All ETDs from UAB

Advisory Committee Chair

Emily Caffrey

Advisory Committee Members

Charles Wilson

Remo George

Document Type


Date of Award


Degree Name by School

Master of Science (MS) College of Arts and Sciences


Extravasations are medical occurrences where an injected or infused pharmaceutical is unintentionally deposited into the soft tissue near the injection site, rather than into the bloodstream. With radiopharmaceuticals, extravasations can result in potentially large radiation doses to skin and tissue. The current rate of extravasations in clinical settings is estimated to be between 3-23%. In the interest of patient safety, a clearer understanding of the dosimetry and differences in extravasation scenarios to simplify dose estimation is needed. Similarly, the NRC is considering modifying regulations to include extravasations as reportable medical events rather than to continue considering them as patient interventions. Numerous papers have applied the Fano Theorem for dose estimations, yet these estimations reveal inconsistencies in the assumptions regarding tissue density, volume, mass, and clearance rates. Dose estimates often indicate that deterministic effects are probable, but these rarely are observed. There is no standard solution for dose calculations for extravasations. To be fully prepared to meet the 24-hour reporting requirements for medical events, a standard must be developed. This research aims to review and compare existing literature to determine the best practices for radiation safety programs’ response to extravasation events.
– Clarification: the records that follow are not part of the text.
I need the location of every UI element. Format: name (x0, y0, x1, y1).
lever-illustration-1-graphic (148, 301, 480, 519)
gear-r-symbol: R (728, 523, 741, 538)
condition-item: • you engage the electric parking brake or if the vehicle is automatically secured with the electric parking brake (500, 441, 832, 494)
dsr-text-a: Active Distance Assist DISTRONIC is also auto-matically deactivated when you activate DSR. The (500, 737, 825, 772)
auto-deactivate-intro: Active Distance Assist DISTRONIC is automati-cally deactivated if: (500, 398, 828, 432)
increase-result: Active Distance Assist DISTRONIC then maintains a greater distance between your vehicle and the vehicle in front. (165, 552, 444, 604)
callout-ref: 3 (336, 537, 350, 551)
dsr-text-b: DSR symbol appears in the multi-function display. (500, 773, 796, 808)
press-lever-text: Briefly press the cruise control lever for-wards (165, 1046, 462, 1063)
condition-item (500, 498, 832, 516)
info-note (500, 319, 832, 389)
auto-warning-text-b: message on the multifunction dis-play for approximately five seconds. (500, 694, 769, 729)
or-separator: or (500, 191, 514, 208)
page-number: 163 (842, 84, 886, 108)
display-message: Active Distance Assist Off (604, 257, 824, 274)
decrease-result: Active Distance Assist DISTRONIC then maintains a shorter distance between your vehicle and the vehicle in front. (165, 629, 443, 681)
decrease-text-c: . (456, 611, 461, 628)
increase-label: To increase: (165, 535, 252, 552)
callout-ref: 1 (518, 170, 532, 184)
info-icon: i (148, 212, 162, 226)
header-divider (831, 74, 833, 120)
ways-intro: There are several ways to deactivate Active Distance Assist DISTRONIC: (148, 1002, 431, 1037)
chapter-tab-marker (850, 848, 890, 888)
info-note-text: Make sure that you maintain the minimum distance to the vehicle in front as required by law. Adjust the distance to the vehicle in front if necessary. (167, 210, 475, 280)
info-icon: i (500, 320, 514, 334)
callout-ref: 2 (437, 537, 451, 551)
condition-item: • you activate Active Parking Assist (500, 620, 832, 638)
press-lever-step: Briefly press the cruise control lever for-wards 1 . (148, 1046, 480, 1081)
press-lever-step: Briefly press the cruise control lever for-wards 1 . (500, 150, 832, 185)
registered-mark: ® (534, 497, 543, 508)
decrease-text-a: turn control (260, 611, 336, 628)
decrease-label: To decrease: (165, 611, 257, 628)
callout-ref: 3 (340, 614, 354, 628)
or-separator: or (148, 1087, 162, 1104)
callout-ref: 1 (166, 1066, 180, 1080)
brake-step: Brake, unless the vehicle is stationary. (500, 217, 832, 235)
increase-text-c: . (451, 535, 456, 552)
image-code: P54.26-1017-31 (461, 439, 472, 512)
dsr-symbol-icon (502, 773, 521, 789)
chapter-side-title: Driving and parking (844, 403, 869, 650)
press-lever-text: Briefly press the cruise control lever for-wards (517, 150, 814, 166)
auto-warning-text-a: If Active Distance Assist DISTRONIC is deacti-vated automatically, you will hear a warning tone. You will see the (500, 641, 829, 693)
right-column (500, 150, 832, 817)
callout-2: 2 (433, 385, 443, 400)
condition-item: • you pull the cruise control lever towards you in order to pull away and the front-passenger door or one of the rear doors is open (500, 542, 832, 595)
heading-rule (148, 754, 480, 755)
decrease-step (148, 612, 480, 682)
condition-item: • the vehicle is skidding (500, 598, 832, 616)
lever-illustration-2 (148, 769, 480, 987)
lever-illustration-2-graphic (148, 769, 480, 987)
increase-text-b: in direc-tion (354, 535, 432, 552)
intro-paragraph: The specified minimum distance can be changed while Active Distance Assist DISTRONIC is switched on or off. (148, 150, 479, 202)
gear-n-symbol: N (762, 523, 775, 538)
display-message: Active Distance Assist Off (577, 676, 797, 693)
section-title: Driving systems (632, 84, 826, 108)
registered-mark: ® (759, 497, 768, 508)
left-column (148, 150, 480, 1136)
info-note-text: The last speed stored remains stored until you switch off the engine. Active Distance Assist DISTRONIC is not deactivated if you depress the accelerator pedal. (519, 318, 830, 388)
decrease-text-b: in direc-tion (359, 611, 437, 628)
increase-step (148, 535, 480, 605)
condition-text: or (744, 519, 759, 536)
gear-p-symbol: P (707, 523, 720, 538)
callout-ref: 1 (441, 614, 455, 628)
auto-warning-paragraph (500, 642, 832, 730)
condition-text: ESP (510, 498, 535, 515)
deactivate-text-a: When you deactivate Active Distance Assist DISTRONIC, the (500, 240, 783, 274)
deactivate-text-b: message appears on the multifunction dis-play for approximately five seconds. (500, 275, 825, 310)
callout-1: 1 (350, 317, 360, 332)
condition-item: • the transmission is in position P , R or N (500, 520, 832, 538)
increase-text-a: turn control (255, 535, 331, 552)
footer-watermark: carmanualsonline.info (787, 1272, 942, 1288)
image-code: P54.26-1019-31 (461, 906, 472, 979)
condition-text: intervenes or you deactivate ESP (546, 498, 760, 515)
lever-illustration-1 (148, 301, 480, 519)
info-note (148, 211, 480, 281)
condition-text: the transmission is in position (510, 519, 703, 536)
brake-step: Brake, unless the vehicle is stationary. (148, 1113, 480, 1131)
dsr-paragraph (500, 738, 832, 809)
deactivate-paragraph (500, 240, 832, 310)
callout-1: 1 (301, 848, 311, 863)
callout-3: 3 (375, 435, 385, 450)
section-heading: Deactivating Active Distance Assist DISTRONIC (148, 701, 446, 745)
Methods of dose calculations include the use of publicly available software such as IDAC, modified versions of VARSKIN+, Monte-Carlo methods, and use of the Fano Theorem. More work is still needed for accurate determination of the effective half-life of extravasated radiopharmaceuticals and reliably determining the fraction of extravasated material. Extravasation scenarios vary widely and there are questions regarding the regulatory need to determine skin dose versus tissue dose and whether this regulation is truly needed for patient safety if deterministic effects are generally not observed and stochastic effects are not sufficiently studied.